Thursday, December 17, 2009

Blocking malware with bureaucracy

It's well known that modern malware is primarily web-based. This means that if your computer somehow got infected, chances are you visited an infectious website at some point. Some time ago, bad guys used to use pornographic sites as hooks to infect but nowadays it's either hacked sites or lure sites.

Maybe your regular bookmarked page that you visit every day might have been compromised and is now infectious (this happens more often than you think). Maybe your next Google search is poisoned in a way that it redirects to a site somewhere that infects your computer (this happens mostly with 'popular' search terms but more and more often with all sorts of words you might throw at Google).

The bad guys obviously need to create new domains to host these infectious sites but the good guys take the sites down as soon as possible. We're then in a vicious circle of bad guys creating bad domains very often and good guys looking for them to disconnect them. Curiously enough, the Chinese domains are the most used for malicious purposes (that means that blahblah.cn is more likely to be malicious than blahblah.es, for example).

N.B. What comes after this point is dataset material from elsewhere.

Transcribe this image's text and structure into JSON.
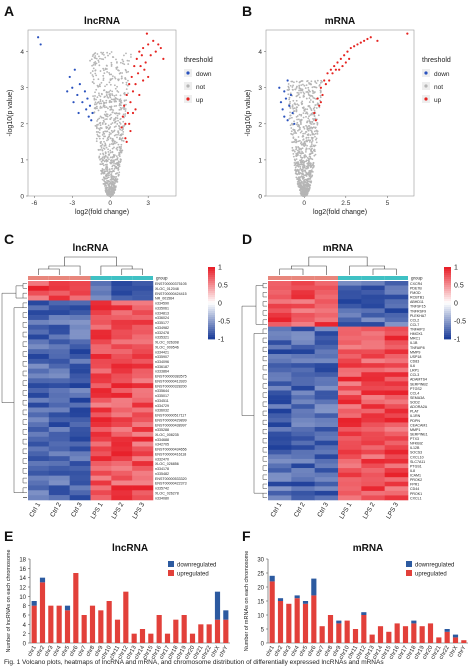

As a counterattack, the Chinese domain authority revealed earlier this week that they would require new domain registrations to submit paperwork in five days (this is, real physical paper applications in the post). Some others are quickly following suit with rumors that RU domains (that's Russia) will be next in January.

Now, five days is a very long time to have a domain spreading malware. In fact, most malicious domains have done their job by their third or fourth day so it is my belief that this initiative, while a step in the right direction, will not be as useful as they intended it to be. It's a pity that well intentions are not enough in the fight against cyber crime. If it was up to me, I'd raise the real paperwork to two full weeks and wouldn't give them the domain name until then. It's good for their business I'm not in charge.